Paul Simon - Philanthropy

Philanthropy

Simon is a proponent of music education for children. In 1970, after recording his "Bridge Over Troubled Water," at the invitation of the NYU's Tisch School of the Arts, Simon held auditions for a young songwriter's workshop. Advertised in the Village Voice, the auditions brought hundreds of hopefuls to perform for Simon. Among the six teenage songwriters Simon selected for tutelage were Melissa Manchester, Tommy Mandel and rock/beat poet Joe Linus, with Maggie and Terre Roche (the Roche Sisters), who later sang back-up for Simon, joining the workshop in progress through an impromptu appearance.
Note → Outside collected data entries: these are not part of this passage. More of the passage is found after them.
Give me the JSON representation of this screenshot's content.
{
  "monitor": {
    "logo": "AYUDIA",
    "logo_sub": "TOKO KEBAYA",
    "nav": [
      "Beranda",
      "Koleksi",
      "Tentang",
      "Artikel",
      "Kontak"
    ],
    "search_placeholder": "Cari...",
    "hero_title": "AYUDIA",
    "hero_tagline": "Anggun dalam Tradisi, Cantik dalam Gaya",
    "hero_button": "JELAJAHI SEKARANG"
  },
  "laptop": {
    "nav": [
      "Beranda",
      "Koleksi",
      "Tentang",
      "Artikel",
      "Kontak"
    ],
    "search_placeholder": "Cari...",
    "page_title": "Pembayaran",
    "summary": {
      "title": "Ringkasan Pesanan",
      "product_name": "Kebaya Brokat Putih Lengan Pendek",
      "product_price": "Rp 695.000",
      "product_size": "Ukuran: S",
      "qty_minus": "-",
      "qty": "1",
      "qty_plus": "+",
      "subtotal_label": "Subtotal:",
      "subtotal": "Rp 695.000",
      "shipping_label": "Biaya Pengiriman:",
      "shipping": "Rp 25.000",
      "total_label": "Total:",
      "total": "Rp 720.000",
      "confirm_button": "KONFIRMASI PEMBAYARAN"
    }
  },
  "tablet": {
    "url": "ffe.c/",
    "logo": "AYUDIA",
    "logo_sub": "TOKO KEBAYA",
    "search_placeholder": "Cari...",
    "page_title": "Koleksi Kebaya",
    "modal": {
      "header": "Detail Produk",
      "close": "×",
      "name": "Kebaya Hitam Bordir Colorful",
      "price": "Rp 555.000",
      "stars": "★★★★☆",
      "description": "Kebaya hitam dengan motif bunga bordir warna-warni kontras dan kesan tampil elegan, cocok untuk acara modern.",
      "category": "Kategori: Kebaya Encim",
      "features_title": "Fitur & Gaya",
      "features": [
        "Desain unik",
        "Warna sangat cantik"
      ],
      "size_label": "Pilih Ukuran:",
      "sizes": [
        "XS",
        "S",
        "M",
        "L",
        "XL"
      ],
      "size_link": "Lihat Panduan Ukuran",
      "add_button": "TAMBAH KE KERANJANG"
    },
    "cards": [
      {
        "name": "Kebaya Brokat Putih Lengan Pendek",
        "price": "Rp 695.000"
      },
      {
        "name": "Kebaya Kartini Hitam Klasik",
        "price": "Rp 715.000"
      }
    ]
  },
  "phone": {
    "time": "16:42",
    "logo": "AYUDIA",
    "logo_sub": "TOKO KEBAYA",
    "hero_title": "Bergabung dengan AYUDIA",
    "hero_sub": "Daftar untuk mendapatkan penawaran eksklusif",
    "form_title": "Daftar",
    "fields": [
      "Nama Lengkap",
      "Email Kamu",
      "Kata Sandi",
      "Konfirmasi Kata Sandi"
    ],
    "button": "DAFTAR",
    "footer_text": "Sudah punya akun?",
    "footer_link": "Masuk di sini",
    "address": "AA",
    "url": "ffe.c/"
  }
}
Simon invited the six teens to experience recording at Columbia studios with engineer Roy Halee at the board. During these sessions, Bob Dylan was downstairs recording the album Self-Portrait, which included a version of Simon's "The Boxer". Violinist Isaac Stern also visited the group with a CBS film crew, speaking to the young musicians about lyrics and music after Joe Linus performed his song "Circus Lion" for Stern.

Manchester later paid homage to Simon, on her recorded song, "Ode to Paul." Other younger musicians Simon has mentored include Nick Laird-Clowes, who later co-founded the band The Dream Academy. Laird-Clowes has credited Simon with helping to shape the band's biggest hit, "Life In A Northern Town".

In 2003, Simon signed on as an official supporter of Little Kids Rock, a nonprofit organization that provides free musical instruments and free lessons to children in public schools throughout the US. He sits on the organization's board of directors as an honorary member.

Simon is also a major benefactor and one of the co-founders, with Dr. Irwin Redlener, of the Children's Health Project and The Children's Health Fund which started by creating specially equipped "buses" to take medical care to children in medically underserved areas, urban and rural. Their first bus was in the impoverished South Bronx of New York City, but they now operate in 12 states, including on the Gulf Coast. It has expanded greatly, partnering with major hospitals, local public schools and medical schools and advocating policy for children's health and medical care.

In May 2012, Paul Simon performed at a benefit dinner for the Turkana Basin Institute in New York City, raising more than $2 million for Richard Leakey's research institute in Africa.